Si era già  nel 1946 e  un nuovo evento investiva l'Italia: il Referendum del 2 giugno che, proclamando la nascita della Repubblica, poneva fine alla dinastia dei Savoia.
Ai triestini non era stato concesso il diritto di votare, il che non mancò di suscitare vive proteste un po' dovunque. Per calmare gli animi, gli Alleati permisero in via eccezionale che il Giro d'Italia potesse transitare per Trieste: molti ciclisti, però, fra cui lo stesso Gino Bartali, furono presi a sassate da bande di sloveni.
Umberto II, il Re di maggio, partiva alla volta del Portogallo, e la questione triestina non era più affar suo. A difendere l'italianità  di quelle terre sorse quindi il leader democristiano Alcide De Gasperi, il quale, nelle prime elezioni politiche a suffragio universale, aveva raccolto più del trentacinque per cento dei voti battendo i comunisti di Palmiro Togliatti e i socialisti di Pietro Nenni. Il presidente provvisorio della nuova Repubblica era il napoletano Enrico De Nicola.

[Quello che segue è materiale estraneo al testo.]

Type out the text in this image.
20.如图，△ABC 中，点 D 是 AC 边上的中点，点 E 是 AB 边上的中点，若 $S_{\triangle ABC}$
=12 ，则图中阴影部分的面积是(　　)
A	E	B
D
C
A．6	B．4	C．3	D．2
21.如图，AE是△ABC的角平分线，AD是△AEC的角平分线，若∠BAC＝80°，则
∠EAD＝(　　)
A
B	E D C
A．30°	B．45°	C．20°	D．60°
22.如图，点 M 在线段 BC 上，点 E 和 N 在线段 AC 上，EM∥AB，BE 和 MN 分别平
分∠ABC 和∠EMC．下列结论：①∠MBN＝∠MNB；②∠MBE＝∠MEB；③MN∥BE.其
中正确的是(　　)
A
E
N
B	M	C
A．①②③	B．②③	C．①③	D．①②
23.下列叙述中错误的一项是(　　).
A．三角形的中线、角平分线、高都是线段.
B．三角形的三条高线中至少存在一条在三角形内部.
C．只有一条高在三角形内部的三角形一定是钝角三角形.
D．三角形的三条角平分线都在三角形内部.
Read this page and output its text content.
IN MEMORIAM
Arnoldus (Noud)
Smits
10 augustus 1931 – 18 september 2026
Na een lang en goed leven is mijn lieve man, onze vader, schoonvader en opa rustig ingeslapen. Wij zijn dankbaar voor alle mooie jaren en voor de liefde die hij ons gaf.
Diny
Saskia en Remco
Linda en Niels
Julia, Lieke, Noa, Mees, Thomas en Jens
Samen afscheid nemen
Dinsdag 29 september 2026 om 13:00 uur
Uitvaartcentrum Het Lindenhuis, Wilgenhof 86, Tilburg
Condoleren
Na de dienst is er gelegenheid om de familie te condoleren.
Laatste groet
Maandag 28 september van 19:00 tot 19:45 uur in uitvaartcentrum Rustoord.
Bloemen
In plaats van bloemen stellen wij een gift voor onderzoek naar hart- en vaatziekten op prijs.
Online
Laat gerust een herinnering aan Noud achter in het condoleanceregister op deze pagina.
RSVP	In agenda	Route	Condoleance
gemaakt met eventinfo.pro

De Gasperi seppe affrontare coraggiosamente l'intricata questione triestina. Harold Mac Millan, proconsole britannico in Italia negli anni dell'occupazione alleata, racconta in un suo libro un episodio che vale la pena di ricordare. Dopo la firma della resa da parte delle forze tedesche a Caserta, egli, il 30 aprile del 1945, aveva invitato nella sua villa romana alcuni leaders italiani - come Alcide De Gasperi, Palmiro Togliatti, Ivano Bonomi, Meuccio Ruini - per discutere insieme alcuni aspetti della politica italiana. Fra tutti quei personaggi di varie ispirazioni soltanto De Gasperi si interessò con calore alle sorti di Trieste in cui le armate di Tito vi si erano brutalmente istallate.
Purtroppo al convegno di pace di Parigi del 3 luglio del '46 proprio De Gasperi doveva cedere al Diktat della Realpolitik imposta dai vincitori, per cui l'Italia perdeva tutte le colonie oltre mare, eccetto la Somalia, e non vedeva risolto il problema di Trieste: la città  restava divisa in due aree sotto il controllo jugoslavo e alleato. De Gasperi riusciva, tuttavia, nel settembre di quello stesso anno, a strappare un'importante vittoria diplomatica che gli consentiva di ratificare con il cancelliere austriaco Karl Gruber i confini altoatesini e di riconoscere l'autonomia della provincia di Bolzano.
Lo scontro politico fra le forze contrapposte era quanto mai cruento. De Gasperi fu violentemente attaccato dal suo principale avversario, Togliatti, che gli rivolgeva l'accusa di essersi asservito agli americani. In verità , Togliatti avrebbe fatto meglio a tacere per essersi già  reso tristemente famoso avendo firmato, nel 1945, un manifesto col quale il Partito comunista italiano aveva accolto i violenti partigiani titini: Lavoratori di Trieste, il vostro dovere è di accogliere le truppe di Tito come liberatrici e di collaborare con esse nel modo più assoluto.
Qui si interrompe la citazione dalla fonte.